Bangchak Corporation
- Type: Public Company Limited
- Traded as: SET: BCP
- ISIN: TH0420010Y01
- Industry: Resources/Energy & Utilities
- Founded: 8 November 1984; 41 years ago
- Headquarters: 2098 M Tower Building, 8th Floor, Sukhumvit Rd., Phra Khanong Tai, Phra Khanong Bangkok 10260
- Key people: Chaiwat Kovavisarach (Group CEO and President)
- Products: Oil, High Value Specialty Products, Non-oil, Bio-Based Products, Green Power, Energy, Natural Resource
- Revenue: THB 385,853 million (2023)
- Total assets: THB 340,429 million (2023)
- EBITDA: THB 41,680 million
- Website: www.bangchak.co.th

= Bangchak Corporation =

Petroleum and energy company in Thailand

Bangchak Corporation Public Company Limited (BCP), previously known as Bangchak Petroleum, is a petroleum and energy conglomerate in Thailand. It was founded as a state-owned company in 1984, and is now listed on the Stock Exchange of Thailand, doing business in oil refining and retail, as well as sustainable energy through various subsidiaries.

==History==

Bangchak Petroleum was established in accordance with a cabinet resolution of June 1984, during the Prem Tinsulanonda-led government, to operate the ailing state-owned Bangchak Refinery, as part of a restructuring project with assistance from the World Bank. Initially a state enterprise, the company ran its operations under the supervision of the finance minister. Its main missions were to refine oil and to produce petrol products for Thailand's domestic consumption.

Sophon Suphapong was the company's first president. In the 1990s, under his leadership, the company made several initiatives focused on community responsibility as well as environmental awareness, which helped Sophon win the Ramon Magsaysay Award in 1998.

In April 1993, the company was listed on the Stock Exchange of Thailand (SET) under the name of The Bangchak Petroleum Public Company Limited and began trading the following year (2 August 1994). The company ceased to be a state enterprise on 1 October 2001.

The company suffered heavily from the 1997 Asian financial crisis, and in 2001, the Finance Ministry reduced its shareholding percentage in Bangchak Petroleum. As a result, the company has not been a state enterprise since 1 October 2001.

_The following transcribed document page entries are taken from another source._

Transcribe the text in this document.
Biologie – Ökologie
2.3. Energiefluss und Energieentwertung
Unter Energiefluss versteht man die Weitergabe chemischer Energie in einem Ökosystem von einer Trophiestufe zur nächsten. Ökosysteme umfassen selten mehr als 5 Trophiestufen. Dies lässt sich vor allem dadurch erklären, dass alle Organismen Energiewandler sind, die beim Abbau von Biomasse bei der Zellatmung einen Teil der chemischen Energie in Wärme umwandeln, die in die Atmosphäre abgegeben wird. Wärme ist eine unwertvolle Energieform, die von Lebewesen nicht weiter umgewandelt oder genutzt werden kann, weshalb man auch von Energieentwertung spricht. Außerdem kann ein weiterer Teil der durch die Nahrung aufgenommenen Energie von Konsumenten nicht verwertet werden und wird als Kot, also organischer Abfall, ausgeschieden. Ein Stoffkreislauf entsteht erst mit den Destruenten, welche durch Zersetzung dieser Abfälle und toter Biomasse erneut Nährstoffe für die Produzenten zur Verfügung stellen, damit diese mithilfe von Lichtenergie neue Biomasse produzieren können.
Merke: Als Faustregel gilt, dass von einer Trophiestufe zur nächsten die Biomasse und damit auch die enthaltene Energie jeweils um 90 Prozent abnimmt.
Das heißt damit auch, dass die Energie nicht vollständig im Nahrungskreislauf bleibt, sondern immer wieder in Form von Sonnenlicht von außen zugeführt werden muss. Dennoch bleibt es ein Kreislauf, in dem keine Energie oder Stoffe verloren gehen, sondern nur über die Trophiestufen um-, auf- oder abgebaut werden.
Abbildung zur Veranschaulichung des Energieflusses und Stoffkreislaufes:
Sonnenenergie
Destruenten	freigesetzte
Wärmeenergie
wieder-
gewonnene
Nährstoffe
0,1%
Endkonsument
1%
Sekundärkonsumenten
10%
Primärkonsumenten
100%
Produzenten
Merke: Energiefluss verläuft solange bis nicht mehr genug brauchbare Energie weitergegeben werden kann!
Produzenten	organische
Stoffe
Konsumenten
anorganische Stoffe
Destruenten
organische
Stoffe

In 2017, the company rebranded and changed its name to "Bangchak Corporation" to reflect it business operations, which had grown beyond petroleum refining and finished products retail.

The company now does business in oil refining and retail, as well as sustainable energy through various subsidiaries.

== Operations ==
Bangchak has numerous businesses and subsidiaries, all working towards sustainable energy development. These can be grouped into 5 main business groups, namely:

1.Refinery Business Group – refining and oil trading.Two complex refineries, Bangchak Phra Khanong Refinery in Bangkok and Bangchak Sriracha Refinery in Chonburi, with a combined nameplate capacity of almost 300,000 barrels per day.

2.Marketing Business Group - Distribution channel of over 2,200 service stations, as well as non-oil business with Inthanin Coffee, lubricants, EV charging stations, and restaurants.

3.Green Power Business, operated by BCPG Group – renewable energy (solar power, wind power, hydropower), natural gas, and smart energy (smart city).

4.Bio-Based Products Business, operated by BBGI – biofuels and by-products, as well as health and well-being products.

5.Natural Resources, investing in petroleum exploration and production through investments in OKEA ASA, Norway.

== Recent Developments ==
On 11 January 2023, Bangchak informed the Stock Exchange of Thailand that the company entered into the share purchase agreement with ExxonMobil for the acquisition of 65.99% of ordinary shares in Esso (Thailand) Public Company Limited, which was later approved by the Annual General Meeting of Bangchak Corporation Public Company Limited on 11 April 2023, and is expected to be completed in the second half of 2023.

The Trade Competition Commission of Thailand (TCCT) approved Bangchak's acquisition of shares in Esso (Thailand) Public Company Limited.

On 31 August 2023, Bangchak completed the acquisition of 65.99% of Esso (Thailand) shares, incorporating ESSO's service stations, products and aviation fuel under the Bangchak brand.

In 2023, Bangchak signed the construction agreement of a sustainable aviation fuel production unit in its oil refinery in Bangkok. The process incorporates pre-treatment and hydrotreated vegetable oil.